The grounds include mock buildings called Urban Training Center/Tactical Village and Tactics House used for urban training scenarios, and a FireArms Training Simulator building including an interactive video simulator that was all paid for by the Federal Bureau of Investigation. There is also a specially equipped vehicle armed for disorder control nicknamed "The War Wagon" in case of rioting. The base was used during the 1960s by the National Guard to train riot troops and was an emergency base of operations during the September 11, 2001 attacks. This area is restricted for police and military use only. The area is also used for destroying unexploded bombs. Many bombs have been detonated since 1930, including ones made by George Metesky, the Weathermen, the Black Panthers, the Animal Liberation Front, al-Qaeda, and serial bomber Cesar Sayoc. These explosives are always detonated at the southernmost point that juts out into Eastchester Bay in a crater called "The Pit". Around July 2 every year, impressive impromptu volcanic displays are put on as seized illegal fireworks are destroyed.

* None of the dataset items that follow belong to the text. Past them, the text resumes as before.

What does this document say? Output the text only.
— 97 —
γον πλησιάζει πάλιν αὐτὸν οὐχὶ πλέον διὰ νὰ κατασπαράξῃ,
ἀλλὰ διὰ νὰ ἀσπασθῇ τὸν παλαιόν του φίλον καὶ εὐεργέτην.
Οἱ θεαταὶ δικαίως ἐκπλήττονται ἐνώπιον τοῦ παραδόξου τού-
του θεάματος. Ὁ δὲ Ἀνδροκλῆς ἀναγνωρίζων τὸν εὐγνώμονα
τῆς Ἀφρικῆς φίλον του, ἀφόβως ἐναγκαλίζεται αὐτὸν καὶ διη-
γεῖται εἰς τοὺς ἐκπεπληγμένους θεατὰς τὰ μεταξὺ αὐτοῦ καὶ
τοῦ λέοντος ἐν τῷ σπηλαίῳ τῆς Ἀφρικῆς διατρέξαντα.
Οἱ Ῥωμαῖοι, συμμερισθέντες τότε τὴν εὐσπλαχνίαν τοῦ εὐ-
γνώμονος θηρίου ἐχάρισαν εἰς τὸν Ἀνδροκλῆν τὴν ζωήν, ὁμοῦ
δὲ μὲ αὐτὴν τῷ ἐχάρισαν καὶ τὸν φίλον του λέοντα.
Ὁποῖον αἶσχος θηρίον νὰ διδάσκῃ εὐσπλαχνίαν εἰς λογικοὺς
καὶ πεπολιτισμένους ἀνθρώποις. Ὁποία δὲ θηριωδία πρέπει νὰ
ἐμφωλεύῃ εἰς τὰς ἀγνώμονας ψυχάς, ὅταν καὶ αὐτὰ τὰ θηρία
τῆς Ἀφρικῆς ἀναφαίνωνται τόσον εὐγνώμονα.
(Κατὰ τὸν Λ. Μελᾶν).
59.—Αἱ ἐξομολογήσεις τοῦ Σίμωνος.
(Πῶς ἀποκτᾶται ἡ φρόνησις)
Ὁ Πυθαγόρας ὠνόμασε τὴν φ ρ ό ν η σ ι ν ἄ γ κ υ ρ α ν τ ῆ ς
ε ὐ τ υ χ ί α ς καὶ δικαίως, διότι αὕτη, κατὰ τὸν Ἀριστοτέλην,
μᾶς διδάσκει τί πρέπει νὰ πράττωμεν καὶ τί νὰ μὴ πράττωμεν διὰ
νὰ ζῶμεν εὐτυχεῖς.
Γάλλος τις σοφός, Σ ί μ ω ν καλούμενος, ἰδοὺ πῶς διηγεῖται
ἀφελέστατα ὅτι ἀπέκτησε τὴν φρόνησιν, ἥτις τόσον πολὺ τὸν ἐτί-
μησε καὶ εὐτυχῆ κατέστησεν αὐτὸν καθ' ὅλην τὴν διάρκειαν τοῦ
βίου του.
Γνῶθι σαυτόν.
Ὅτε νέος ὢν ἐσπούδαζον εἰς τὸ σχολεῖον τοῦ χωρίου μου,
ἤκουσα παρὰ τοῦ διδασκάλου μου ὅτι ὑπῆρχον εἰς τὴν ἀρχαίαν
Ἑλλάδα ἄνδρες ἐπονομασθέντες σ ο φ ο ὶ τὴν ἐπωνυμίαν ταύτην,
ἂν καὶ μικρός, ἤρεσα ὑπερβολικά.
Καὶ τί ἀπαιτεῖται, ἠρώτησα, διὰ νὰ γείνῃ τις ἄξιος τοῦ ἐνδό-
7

The range was intended as a temporary facility, according to the plans laid out by Robert Moses and Mayors Robert F. Wagner, Jr., John Lindsay, and Abraham D. Beame. However, Mayor Ed Koch favored it becoming permanent. The range was previously part of Pelham Bay Park. In the late 1980s, Governor Mario Cuomo signed an eminent domain law separating this land from the park and giving the NYPD the right to stay permanently. The range was to have been converted into the Olympic Firing Range for the unsuccessful New York City 2012 Olympic bid.

A widely used paper target figure officially known as "Advanced Silhouette SP-83A" or target "B-60" may have been developed in the early 1960s as a likeness of Sergeant Fred V. Worell, an instructor at the range. The target is colloquially known as "The Thug".

In April 2007, the NYPD announced that all gun practice would move to a new indoors facility in College Point, Queens. Due to shortages in funding, the move was canceled and it was deemed cheaper to renovate Rodman's Neck for $275 million. In February 2024, the NYPD decided to proceed with plans to build an indoor firing range at Rodman's Neck.